OpenMediaVault is also extremely resource-friendly. It doesn’t need much RAM or CPU to run well, which makes it a good option if you’re building a NAS from older or lower-power hardware. If you’re just starting a home lab, OpenMediaVault on spare hardware is a low-risk way to learn.
The downside is that OpenMediaVault’s plugin system can be pretty inconsistent. Some plugins are well-maintained, others aren’t. And while you can run Docker on it, the Docker integration isn’t as developed as Unraid’s community app store or the TrueNAS app section. You’ll likely end up managing containers through Portainer or the command line, which is fine if you’re comfortable with that, but it’s an extra step.

Synology: A Different Approach Entirely
Unlike TrueNAS, Unraid, or OpenMediaVault, a Synology NAS is a hardware device that runs Synology’s DSM operating system.

You can’t install DSM on your own hardware (not officially, anyway). Instead, you buy a Synology device, and DSM comes with it. If you’re comparing TrueNAS against Synology specifically, check out my full Synology vs. TrueNAS comparison.
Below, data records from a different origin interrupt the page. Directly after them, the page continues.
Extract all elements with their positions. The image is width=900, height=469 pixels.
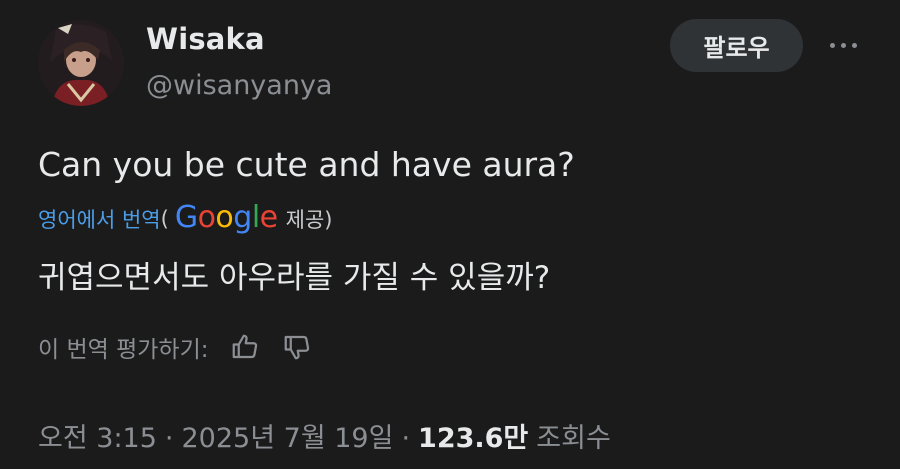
more-options-icon[interactable]: [822, 30, 864, 60]
author-name[interactable]: Wisaka: [146, 22, 265, 56]
meta-separator: ·: [164, 423, 174, 454]
views-count: 123.6만: [418, 423, 529, 454]
google-logo: Google: [174, 200, 278, 235]
more-dot: [851, 42, 857, 48]
tweet-text: Can you be cute and have aura?: [38, 145, 575, 184]
follow-button[interactable]: 팔로우: [670, 19, 803, 72]
thumbs-up-icon[interactable]: [229, 331, 261, 363]
rate-label: 이 번역 평가하기:: [38, 337, 209, 363]
tweet-time[interactable]: 오전 3:15: [38, 416, 157, 455]
paren-open: (: [160, 206, 169, 231]
translated-text: 귀엽으면서도 아우라를 가질 수 있을까?: [38, 260, 551, 296]
tweet-date[interactable]: 2025년 7월 19일: [182, 416, 394, 455]
translate-link[interactable]: 영어에서 번역: [38, 204, 161, 234]
provided-suffix: 제공): [285, 207, 333, 232]
avatar-image: [38, 20, 124, 106]
author-handle[interactable]: @wisanyanya: [146, 70, 332, 101]
tweet-meta: 오전 3:15 · 2025년 7월 19일 · 123.6만 조회수: [38, 416, 611, 455]
translation-attribution: 영어에서 번역 ( Google 제공): [38, 200, 333, 236]
views-label: 조회수: [536, 423, 611, 454]
rate-translation: 이 번역 평가하기:: [38, 330, 313, 364]
meta-separator: ·: [401, 423, 411, 454]
avatar[interactable]: [38, 20, 124, 106]
thumbs-down-icon[interactable]: [281, 331, 313, 363]
more-dot: [840, 42, 846, 48]
more-dot: [829, 42, 835, 48]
I ran Synology NAS devices for over ~7 years, including a DS1821+ and a DS1019+. DSM is great, the built-in apps (Synology Drive, Hyper Backup, Cloud Sync) work well, and you get direct support from Synology if something breaks. I was running DSM 6 and later upgraded to DSM 7, and the experience was solid overall.
The honest trade-off is the hardware. Most Synology devices come with CPUs that are three to five years old at the time of release. You’re paying a premium for the software ecosystem and support, not for the best hardware specs. For context, I built my DIY NAS for roughly the same price as a high-end Synology, and the performance difference is insane.
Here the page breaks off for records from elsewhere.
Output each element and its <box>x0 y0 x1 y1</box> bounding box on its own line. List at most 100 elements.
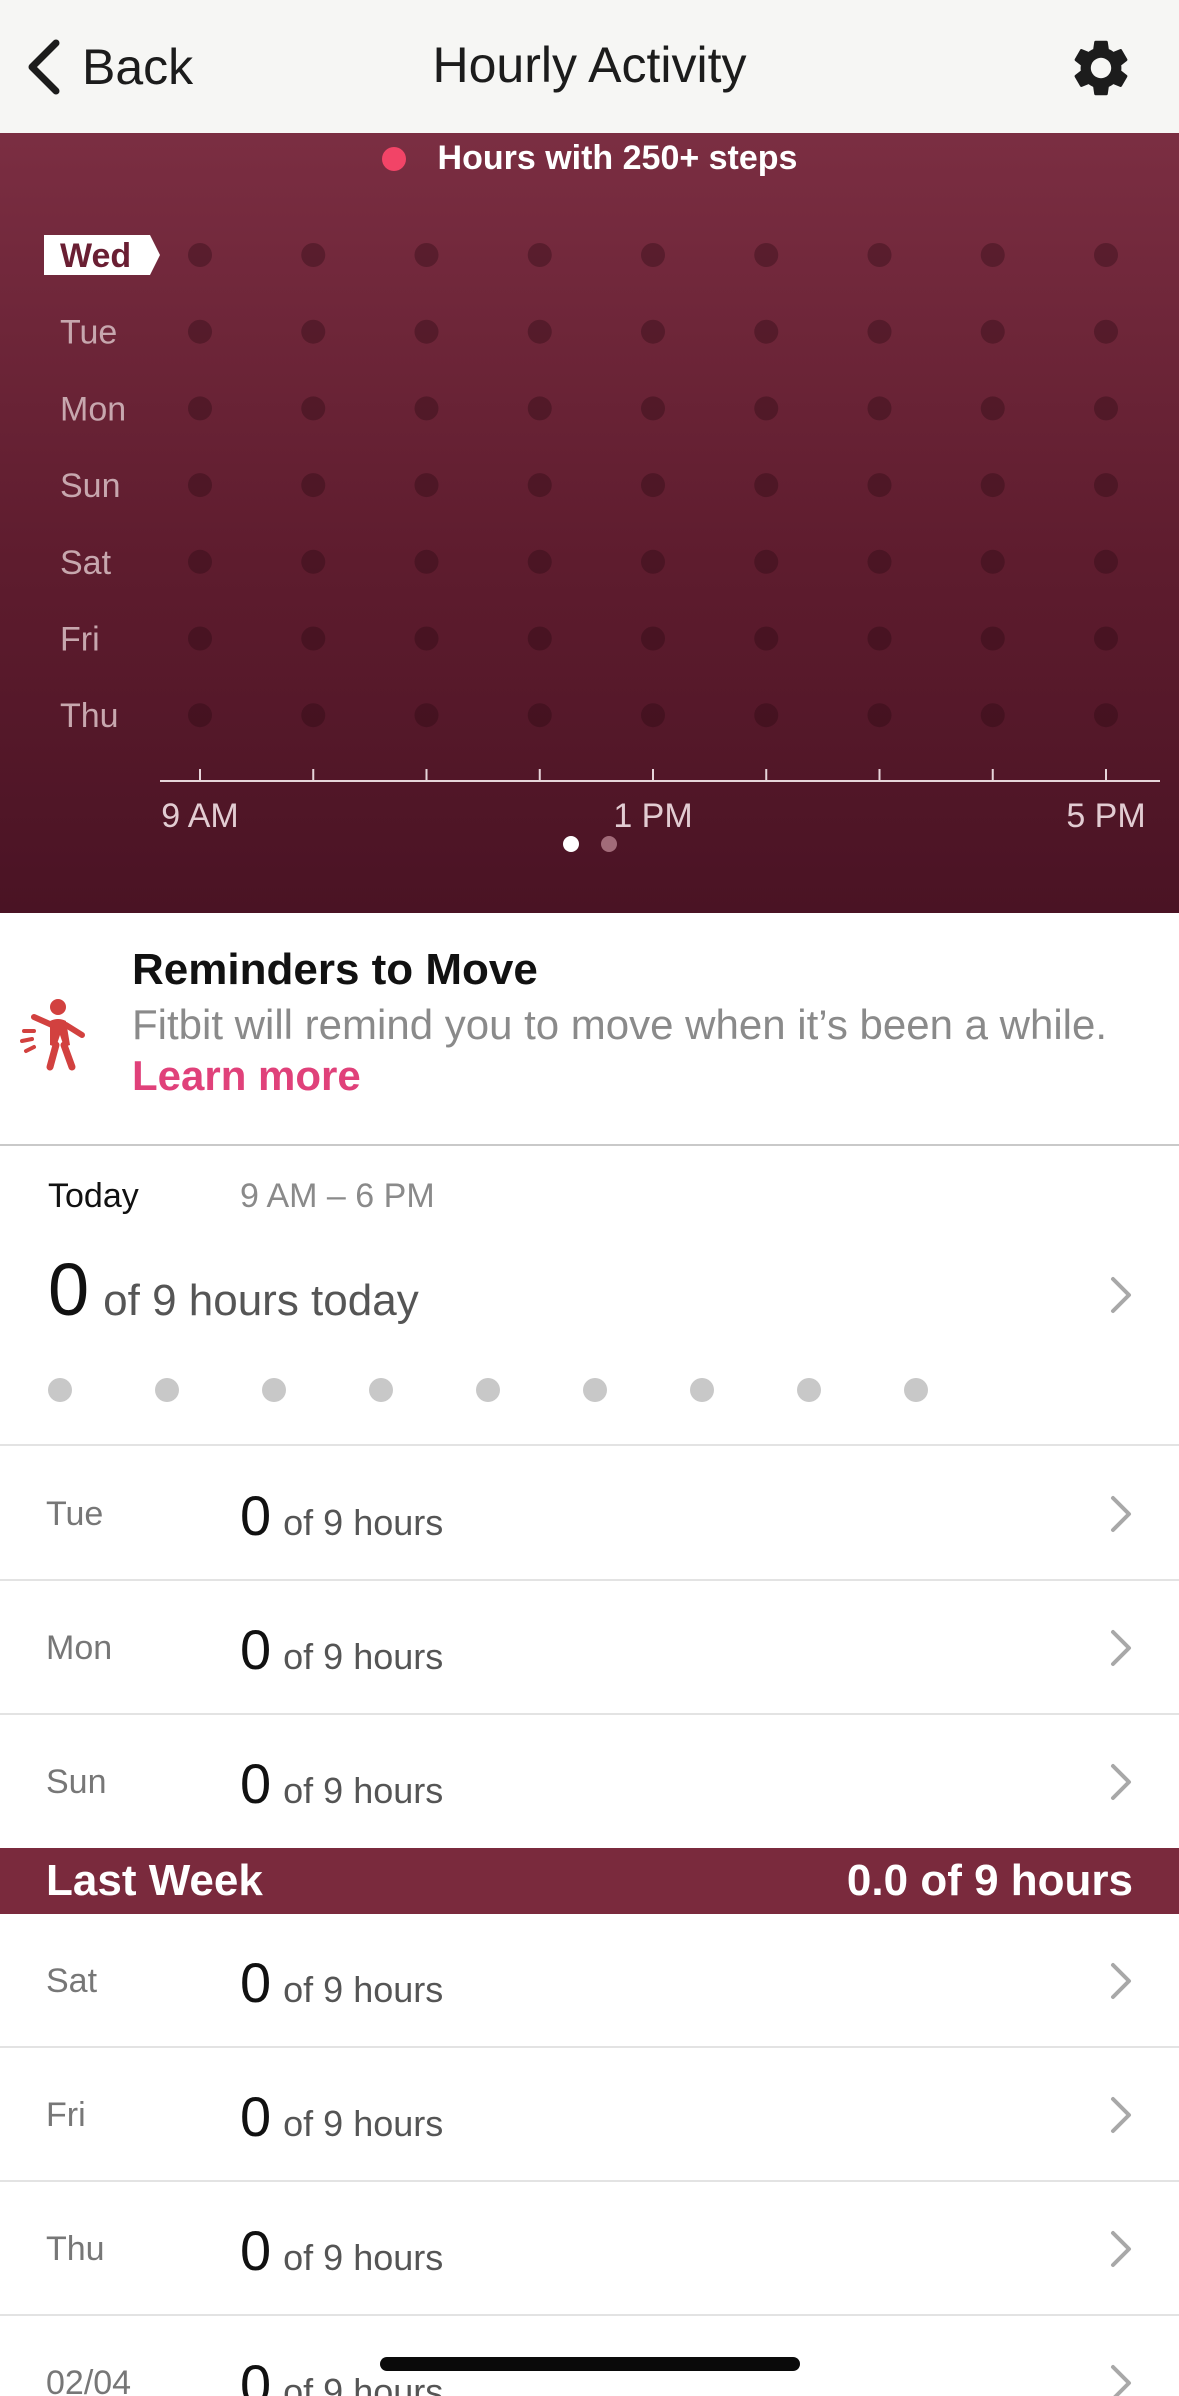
row-value: 0 of 9 hours <box>240 2084 443 2149</box>
chevron-right-icon <box>1111 2097 1131 2133</box>
day-row-sat[interactable]: Sat 0 of 9 hours <box>0 1914 1179 2048</box>
hour-dot <box>867 319 892 344</box>
row-day-label: Tue <box>46 1495 104 1533</box>
row-hours-number: 0 <box>240 2085 272 2148</box>
row-hours-number: 0 <box>240 1618 272 1681</box>
hour-dot <box>527 319 552 344</box>
row-value: 0 of 9 hours <box>240 1483 443 1548</box>
today-label: Today <box>48 1177 139 1215</box>
last-week-title: Last Week <box>46 1856 263 1905</box>
learn-more-link[interactable]: Learn more <box>132 1052 361 1099</box>
hour-dot <box>980 473 1005 498</box>
pager-dot[interactable] <box>600 836 617 852</box>
hour-dot <box>188 473 212 498</box>
hour-dot <box>754 396 779 421</box>
hour-dot <box>754 549 779 574</box>
today-hour-dot <box>476 1378 500 1402</box>
hour-dot <box>1094 626 1118 651</box>
day-row-mon[interactable]: Mon 0 of 9 hours <box>0 1581 1179 1715</box>
chevron-left-icon <box>28 39 60 95</box>
last-week-total: 0.0 of 9 hours <box>846 1856 1133 1905</box>
hour-dot <box>188 549 212 574</box>
day-label: Tue <box>60 314 117 352</box>
hour-dot <box>301 549 326 574</box>
today-count: 0 of 9 hours today <box>48 1247 419 1332</box>
hour-dot <box>527 703 552 728</box>
day-row-thu[interactable]: Thu 0 of 9 hours <box>0 2182 1179 2316</box>
hour-dot <box>301 703 326 728</box>
reminders-description: Fitbit will remind you to move when it’s… <box>132 999 1132 1101</box>
row-hours-text: of 9 hours <box>283 2103 444 2144</box>
day-row-fri[interactable]: Fri 0 of 9 hours <box>0 2048 1179 2182</box>
hour-dot <box>1094 549 1118 574</box>
hour-dot <box>301 626 326 651</box>
hour-dot <box>980 396 1005 421</box>
hour-dot <box>414 703 439 728</box>
today-summary[interactable]: Today 9 AM – 6 PM 0 of 9 hours today <box>0 1147 1179 1446</box>
legend-label: Hours with 250+ steps <box>437 139 798 177</box>
hour-dot <box>867 703 892 728</box>
hour-dot <box>754 703 779 728</box>
svg-text:Wed: Wed <box>60 237 131 275</box>
today-hour-dot <box>48 1378 72 1402</box>
hour-dot <box>754 626 779 651</box>
hour-dot <box>414 549 439 574</box>
hour-dot <box>980 703 1005 728</box>
hour-dot <box>754 243 779 267</box>
hour-dot <box>527 473 552 498</box>
hour-dot <box>867 473 892 498</box>
hour-dot <box>414 319 439 344</box>
hour-dot <box>188 396 212 421</box>
day-label: Sat <box>60 544 112 582</box>
x-tick-label: 5 PM <box>1066 797 1145 835</box>
row-value: 0 of 9 hours <box>240 1950 443 2015</box>
hour-dot <box>641 319 665 344</box>
reminders-to-move-card: Reminders to Move Fitbit will remind you… <box>0 913 1179 1146</box>
today-hour-dot <box>904 1378 928 1402</box>
hour-dot <box>188 243 212 267</box>
home-indicator[interactable] <box>380 2357 800 2371</box>
row-hours-text: of 9 hours <box>283 2371 444 2396</box>
chart-pager[interactable] <box>0 836 1179 852</box>
hour-dot <box>641 626 665 651</box>
day-row-sun[interactable]: Sun 0 of 9 hours <box>0 1715 1179 1849</box>
hourly-chart[interactable]: Wed Tue Mon Sun Sat Fri Thu 9 AM 1 PM 5 PM Hours … <box>0 133 1179 913</box>
hour-dot <box>188 319 212 344</box>
row-hours-text: of 9 hours <box>283 1770 444 1811</box>
chevron-right-icon <box>1111 1764 1131 1800</box>
today-hour-dot <box>583 1378 607 1402</box>
pager-dot[interactable] <box>562 836 579 852</box>
row-value: 0 of 9 hours <box>240 2218 443 2283</box>
back-button[interactable]: Back <box>24 34 193 100</box>
day-label: Fri <box>60 621 100 659</box>
hour-dot <box>414 473 439 498</box>
row-hours-text: of 9 hours <box>283 1502 444 1543</box>
chevron-right-icon <box>1111 2231 1131 2267</box>
row-value: 0 of 9 hours <box>240 1617 443 1682</box>
today-hour-dot <box>155 1378 179 1402</box>
day-label-selected: Wed <box>44 235 160 275</box>
row-day-label: Thu <box>46 2230 105 2268</box>
row-day-label: Fri <box>46 2096 86 2134</box>
hour-dot <box>414 396 439 421</box>
hour-dot <box>641 396 665 421</box>
row-hours-text: of 9 hours <box>283 1969 444 2010</box>
chevron-right-icon <box>1111 2365 1131 2396</box>
day-row-tue[interactable]: Tue 0 of 9 hours <box>0 1447 1179 1581</box>
hour-dot <box>641 549 665 574</box>
chevron-right-icon <box>1111 1963 1131 1999</box>
row-day-label: Sun <box>46 1763 107 1801</box>
hour-dot <box>527 626 552 651</box>
row-hours-number: 0 <box>240 1752 272 1815</box>
hour-dot <box>641 243 665 267</box>
day-row-0204[interactable]: 02/04 0 of 9 hours <box>0 2316 1179 2396</box>
hour-dot <box>301 319 326 344</box>
x-tick-label: 1 PM <box>613 797 692 835</box>
hour-dot <box>867 626 892 651</box>
gear-icon[interactable] <box>1067 34 1135 102</box>
today-hour-dot <box>690 1378 714 1402</box>
hour-dot <box>1094 703 1118 728</box>
today-hour-dot <box>262 1378 286 1402</box>
last-week-header: Last Week 0.0 of 9 hours <box>0 1848 1179 1914</box>
hour-dot <box>188 626 212 651</box>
There’s also the hard drive restriction issue. Newer Synology models have started restricting which hard drives and SSDs you can use, and third-party hard drives weren’t officially supported until DSM 7.3. That’s a real concern if you like to buy drives on sale or shuck external drives.
With that said, NAS devices don’t need a ton of resources for basic file serving. Synology devices are power-efficient, quiet, and compact. When I measured power consumption on my NAS hardware, the difference was pretty crazy. A budget four-bay NAS like the UGREEN DH4300 Plus pulls around 30 to 35 watts under load, and Synology devices are in a similar range. If low power consumption and a plug-and-play experience matter more than raw performance, Synology still makes a lot of sense.
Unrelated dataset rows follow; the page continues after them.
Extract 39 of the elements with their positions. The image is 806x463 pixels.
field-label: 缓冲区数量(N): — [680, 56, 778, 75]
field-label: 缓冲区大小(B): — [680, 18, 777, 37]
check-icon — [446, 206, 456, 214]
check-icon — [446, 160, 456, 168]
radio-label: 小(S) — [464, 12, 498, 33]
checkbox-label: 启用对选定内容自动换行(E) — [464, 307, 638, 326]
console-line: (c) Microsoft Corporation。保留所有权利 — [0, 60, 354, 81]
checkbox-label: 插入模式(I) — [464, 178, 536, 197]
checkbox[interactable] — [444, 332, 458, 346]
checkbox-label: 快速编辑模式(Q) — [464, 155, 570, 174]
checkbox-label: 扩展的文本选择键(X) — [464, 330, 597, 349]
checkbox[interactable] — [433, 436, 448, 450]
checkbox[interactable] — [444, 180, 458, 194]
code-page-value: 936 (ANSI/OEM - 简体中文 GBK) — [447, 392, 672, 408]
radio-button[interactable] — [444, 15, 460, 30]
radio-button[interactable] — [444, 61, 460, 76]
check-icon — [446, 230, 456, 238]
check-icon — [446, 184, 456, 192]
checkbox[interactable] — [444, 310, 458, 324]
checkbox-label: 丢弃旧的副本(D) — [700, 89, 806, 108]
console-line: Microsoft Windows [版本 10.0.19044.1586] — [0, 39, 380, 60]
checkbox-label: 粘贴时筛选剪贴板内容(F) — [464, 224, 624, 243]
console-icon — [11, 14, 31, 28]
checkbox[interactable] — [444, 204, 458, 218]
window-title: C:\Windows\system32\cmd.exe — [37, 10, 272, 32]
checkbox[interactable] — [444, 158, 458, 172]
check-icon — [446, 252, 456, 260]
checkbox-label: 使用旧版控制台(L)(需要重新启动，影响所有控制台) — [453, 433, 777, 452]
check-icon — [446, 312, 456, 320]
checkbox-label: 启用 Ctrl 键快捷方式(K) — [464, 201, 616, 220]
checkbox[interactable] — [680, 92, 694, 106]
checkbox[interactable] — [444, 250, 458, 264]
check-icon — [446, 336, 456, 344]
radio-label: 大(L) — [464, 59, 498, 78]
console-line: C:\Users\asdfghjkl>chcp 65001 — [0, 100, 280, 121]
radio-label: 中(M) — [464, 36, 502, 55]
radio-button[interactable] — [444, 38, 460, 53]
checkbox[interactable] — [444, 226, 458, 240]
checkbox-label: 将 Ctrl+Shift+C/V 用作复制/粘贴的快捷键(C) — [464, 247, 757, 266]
Which One Should You Pick?
It depends on what you value. After using all three alongside TrueNAS (and also preferring TrueNAS for most), here’s how I’d break it down.
If you want the most flexibility and don’t mind paying for a license, go with Unraid. The storage system is forgiving, the Docker support is excellent, and you’ll be up and running quickly.
If you want something free, lightweight, and you have spare hardware (or a Raspberry Pi), OpenMediaVault is a great starting point.
If you’d rather not build anything and want a polished, supported experience out of the box, Synology is still hard to beat. Just go in knowing you’re paying for the software, not the hardware.
Personally, I’d pick Unraid for most people moving away from TrueNAS. The learning curve is lower, the community is active, and it handles mixed-drive arrays without the rigidity of ZFS pool management. With all of this said, there’s no single “best” here. It comes down to your hardware, budget, and how much time you want to spend setting things up.